Regarding the debate of whether comic artists should continue selling unauthorized prints/sketches of characters they don’t own, I think Bissette and his legal advisor are 100% correct. So from now on, I won’t be doing any sketches or commissions at shows of any character that I don’t own. Am I rolling over in fear of Marvel? Maybe, but as it states below, they’re in their legal right to come after me if there’s ever a dispute. I love to complain about the Big Two, but I can’t (in good conscience) get upset at them if I’m breaking the rules myself. Being DC exclusive, maybe I can get a waiver that allows me to sketch DC characters, so I’ll keep you updated.
He goes on to cite comments made by Stephen Bissette’s legal advisor, who claims of the above cartoon that Templeton “is talking (drawing?) out of his ass.”
As will happen, the online comics community has been talking about this all day. If lots of artists took this road, the gray market of convention sketches and copyright would change completely. Is that a bad thing? It depends on your point of view. Artists who make this pledge are certain to lose at least some money, and it might be a little harder to fill out your X-Men themed sketchbook, but it’s also a sensible course. But is it undue caution? Time will tell.
In the meantime, whether he’s in the right or not, Steve Niles has set up a place where people can donate to Gary Friedrich to help him with his legal expenses, and whatever else he might need.
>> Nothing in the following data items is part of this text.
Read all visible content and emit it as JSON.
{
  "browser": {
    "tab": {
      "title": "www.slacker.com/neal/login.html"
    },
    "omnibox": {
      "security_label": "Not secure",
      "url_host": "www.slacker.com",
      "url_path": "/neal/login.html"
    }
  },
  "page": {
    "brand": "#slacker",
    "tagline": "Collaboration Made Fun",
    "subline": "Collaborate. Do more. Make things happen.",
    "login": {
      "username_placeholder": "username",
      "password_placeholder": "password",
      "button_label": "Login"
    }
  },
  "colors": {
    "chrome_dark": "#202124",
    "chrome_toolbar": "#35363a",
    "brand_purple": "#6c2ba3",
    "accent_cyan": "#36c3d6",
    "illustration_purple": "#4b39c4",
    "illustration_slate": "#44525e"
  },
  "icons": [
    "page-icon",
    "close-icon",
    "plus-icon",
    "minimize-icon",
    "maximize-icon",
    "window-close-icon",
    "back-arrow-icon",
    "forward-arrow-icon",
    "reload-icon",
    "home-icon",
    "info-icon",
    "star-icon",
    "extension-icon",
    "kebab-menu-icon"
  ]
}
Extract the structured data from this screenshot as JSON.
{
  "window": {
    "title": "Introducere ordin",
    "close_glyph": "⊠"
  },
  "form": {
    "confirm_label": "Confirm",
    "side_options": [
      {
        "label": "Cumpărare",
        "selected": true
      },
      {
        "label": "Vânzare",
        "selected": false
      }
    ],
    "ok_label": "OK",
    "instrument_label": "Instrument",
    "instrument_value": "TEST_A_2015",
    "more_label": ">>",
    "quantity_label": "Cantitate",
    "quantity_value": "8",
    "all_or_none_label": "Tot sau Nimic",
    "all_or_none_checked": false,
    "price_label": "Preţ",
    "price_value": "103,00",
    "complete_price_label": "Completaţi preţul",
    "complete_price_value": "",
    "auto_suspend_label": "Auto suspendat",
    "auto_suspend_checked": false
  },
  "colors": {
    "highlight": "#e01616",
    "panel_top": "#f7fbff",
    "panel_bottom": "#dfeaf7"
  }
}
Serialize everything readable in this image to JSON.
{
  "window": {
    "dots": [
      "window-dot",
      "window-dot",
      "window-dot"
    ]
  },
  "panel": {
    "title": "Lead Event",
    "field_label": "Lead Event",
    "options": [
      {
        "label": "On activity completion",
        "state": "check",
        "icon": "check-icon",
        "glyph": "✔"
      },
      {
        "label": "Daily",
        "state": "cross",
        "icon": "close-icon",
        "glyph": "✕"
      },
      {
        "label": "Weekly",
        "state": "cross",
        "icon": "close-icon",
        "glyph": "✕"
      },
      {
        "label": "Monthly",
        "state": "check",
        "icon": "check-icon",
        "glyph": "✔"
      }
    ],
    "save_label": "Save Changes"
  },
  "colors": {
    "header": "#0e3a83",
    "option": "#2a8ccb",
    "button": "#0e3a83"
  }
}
If we’ve learned nothing else over the past month, read your contracts, and be well aware of what you’re signing, and who owns what. Use the lessons of yesterday to make better decisions today, and as readers, keep yourself informed so that you’re giving your money to the people you want to support.
UPDATE: Comic Book Resources spoke with Marvel Publisher Dan Buckley and Chief Creative Officer Joe Quesada about this situation in general and in the below quotes they spoke to the concerns of this lawsuit infringing on the activities in artist’s alley at conventions.
Let me put this as simply as I can: Marvel is not looking to make any new policy announcements through this lawsuit — a lawsuit that began five years ago.
As a case in point, the Internet and the creative community became incredibly concerned when Disney acquired Marvel in 2009, thinking that Marvel now wouldn’t return original art to its artists, even despite my publicly stating the contrary. As you can see, that was unfounded.
We in no way want to interfere with creators at conventions who are providing a positive Marvel experience for our fans. We want fans to speak and interact with the creators who wrote, penciled, inked, lettered, colored or edited their favorite stories. Part of that positive interaction is that a fan can walk away with a signed memento or personalized sketch from an artist.